La reazione è stata immediata, nelle piazze. Donne, uomini, gridando semplici slogan come “No es abuso, es violacion”.

 


Questa sentenza rappresenta un’ulteriore violenza a danno di tutte le donne e anche di tutta la società, perché ancora una volta quello che hanno fatto i magistrati è entrare in una valutazione di tecnicismi giuridici che arriva a dire una cosa drammatica e terribile. Che la diciottenne di fronte a cinque ragazzoni che l’hanno spinta dentro una stanza di 3 metri quadrati dentro un portone alle tre di notte forse doveva reagire in maniera diversa per poter dire che vi sia stata una aggressione.

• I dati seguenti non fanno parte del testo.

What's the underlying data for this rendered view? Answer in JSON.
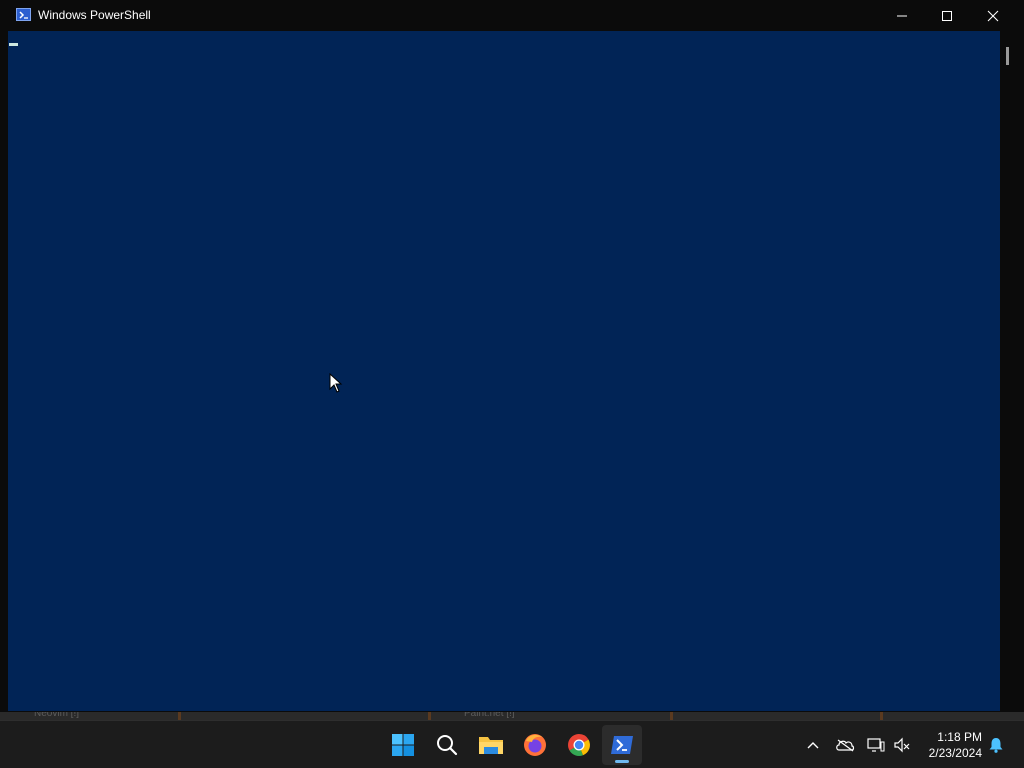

La sentenza del 26 aprile 2018 è una conferma, la peggiore, di una visione patriarcale e maschilista, di una violenza che oltre che sui corpi viene ripetuta anche nei dubbi, nelle ipotesi, nell’incapacità di giudicare i fatti con la distorsione di una deformazione che non siamo ancora riusciti ad abbattere. Una ferita da rimarginare che riguarda i legislatori, i giuristi, il mondo dell’educazione, della stampa. Che riguarda profondamente le rivendicazioni sociali da esigere, le priorità che aspettano non solo la Spagna, ma anche molti altri Paesi europei e del mondo.